Joseph’s Box is published by Two Ravens Press, priced £13.99
How a writers’ group inspired Suhayl Saadi
SUHAYL Saadi’s first taste of the life of an author was in the early 1990s, a fertile time for Scottish literature, when he attended a writers’ group in Paisley run by Agnes Owens which had formerly been chaired by Tom Leonard and James Kelman.
“I was very lucky,” he says, “because I had exposure to really good writers. At the time, it was perfect because the stuff that was coming out was kind of fresh. It was a very good time to come out the closet as a writer, because I was exposed to all the voices and the different registers of social classes. Juxtaposed with my interests – which were broader, maybe, than working-class realism – and my life experience, I think it might have been quite a potent mix for creativity.
“In many ways, a sublimated music is what I do – the ability to sing and play music through words. It’s more than just the overt meaning. It’s almost, to quote somebody, rather than what the text means it’s what the text is seeking to do. So in some ways, my writing draws on all of those people, like Kelman and Gray, but in others it’s a reaction against that, and developing it further. It was an unusual trajectory, I think.”

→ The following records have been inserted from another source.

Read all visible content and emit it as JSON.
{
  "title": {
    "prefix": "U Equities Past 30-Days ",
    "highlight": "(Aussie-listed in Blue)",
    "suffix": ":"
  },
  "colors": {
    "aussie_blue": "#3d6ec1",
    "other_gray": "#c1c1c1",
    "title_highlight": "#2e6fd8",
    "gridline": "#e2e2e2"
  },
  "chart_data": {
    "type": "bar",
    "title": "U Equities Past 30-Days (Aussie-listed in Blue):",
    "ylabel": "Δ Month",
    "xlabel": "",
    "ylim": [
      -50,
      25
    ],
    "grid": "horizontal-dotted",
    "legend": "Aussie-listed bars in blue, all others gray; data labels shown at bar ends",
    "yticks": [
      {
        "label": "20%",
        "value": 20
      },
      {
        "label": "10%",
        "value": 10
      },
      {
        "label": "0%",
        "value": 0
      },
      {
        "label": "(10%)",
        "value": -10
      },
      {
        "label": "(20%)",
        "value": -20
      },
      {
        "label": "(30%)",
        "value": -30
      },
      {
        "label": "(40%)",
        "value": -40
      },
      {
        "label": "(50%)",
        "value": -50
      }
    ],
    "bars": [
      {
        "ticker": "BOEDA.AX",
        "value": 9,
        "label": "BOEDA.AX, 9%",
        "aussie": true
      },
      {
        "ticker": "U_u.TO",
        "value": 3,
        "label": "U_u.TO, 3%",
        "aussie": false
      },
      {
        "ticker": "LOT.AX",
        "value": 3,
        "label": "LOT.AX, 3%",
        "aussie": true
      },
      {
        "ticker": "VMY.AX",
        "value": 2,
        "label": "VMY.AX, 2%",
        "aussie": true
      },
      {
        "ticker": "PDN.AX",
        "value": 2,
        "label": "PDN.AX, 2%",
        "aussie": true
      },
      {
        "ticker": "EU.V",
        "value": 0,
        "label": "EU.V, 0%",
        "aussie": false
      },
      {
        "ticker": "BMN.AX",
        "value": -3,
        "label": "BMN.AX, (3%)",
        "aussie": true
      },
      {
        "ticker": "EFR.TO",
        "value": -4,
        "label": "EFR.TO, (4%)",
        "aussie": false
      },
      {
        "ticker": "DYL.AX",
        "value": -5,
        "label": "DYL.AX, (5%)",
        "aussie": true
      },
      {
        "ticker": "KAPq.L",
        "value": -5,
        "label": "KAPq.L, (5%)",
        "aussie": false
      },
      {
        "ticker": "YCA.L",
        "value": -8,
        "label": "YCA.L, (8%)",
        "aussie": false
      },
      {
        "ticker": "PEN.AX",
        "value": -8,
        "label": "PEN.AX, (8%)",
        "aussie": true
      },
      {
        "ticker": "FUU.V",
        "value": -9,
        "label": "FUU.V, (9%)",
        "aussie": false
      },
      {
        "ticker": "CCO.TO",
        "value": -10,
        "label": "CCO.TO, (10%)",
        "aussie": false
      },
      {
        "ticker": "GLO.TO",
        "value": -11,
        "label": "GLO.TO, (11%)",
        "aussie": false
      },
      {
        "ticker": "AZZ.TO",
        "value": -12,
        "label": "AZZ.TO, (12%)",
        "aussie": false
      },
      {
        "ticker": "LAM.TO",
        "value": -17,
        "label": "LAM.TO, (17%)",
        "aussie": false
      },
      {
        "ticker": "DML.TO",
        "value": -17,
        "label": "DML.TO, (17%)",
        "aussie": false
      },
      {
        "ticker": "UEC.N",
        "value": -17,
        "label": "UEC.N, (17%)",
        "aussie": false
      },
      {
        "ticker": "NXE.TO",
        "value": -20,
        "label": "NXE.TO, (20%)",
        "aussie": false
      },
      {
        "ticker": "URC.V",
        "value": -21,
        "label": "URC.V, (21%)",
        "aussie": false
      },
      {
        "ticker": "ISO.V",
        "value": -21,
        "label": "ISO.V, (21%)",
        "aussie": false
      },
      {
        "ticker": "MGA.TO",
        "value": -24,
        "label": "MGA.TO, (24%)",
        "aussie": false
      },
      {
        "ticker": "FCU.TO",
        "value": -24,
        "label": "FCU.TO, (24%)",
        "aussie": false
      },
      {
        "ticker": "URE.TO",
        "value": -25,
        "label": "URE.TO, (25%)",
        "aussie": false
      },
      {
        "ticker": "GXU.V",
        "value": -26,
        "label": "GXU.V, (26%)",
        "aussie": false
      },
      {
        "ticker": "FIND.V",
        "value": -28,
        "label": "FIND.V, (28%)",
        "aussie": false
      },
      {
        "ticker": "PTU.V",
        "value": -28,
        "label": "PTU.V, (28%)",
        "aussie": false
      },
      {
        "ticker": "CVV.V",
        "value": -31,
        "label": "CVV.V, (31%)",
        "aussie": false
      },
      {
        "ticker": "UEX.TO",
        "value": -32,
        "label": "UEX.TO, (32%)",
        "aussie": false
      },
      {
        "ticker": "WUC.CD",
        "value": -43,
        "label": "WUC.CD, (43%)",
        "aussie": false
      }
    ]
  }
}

Joseph’s Box comes with a caution: “Warning! This novel breaks all the rules of conventional novel-writing and should not be attempted by the faint-hearted.” What Saadi means is that he hasn’t tried to impose upon his work the kind of tried-and-tested structure that some writing tutors swear by – or “flat-pack novels”, as he calls them.
“There are techniques, but there’s also effective writing and less effective writing, and actually it doesn’t matter what you do so long as it’s effective in the context of the work. The health warning’s on there partly because it’s a long novel and partly because … well, you have to be awake to read it!”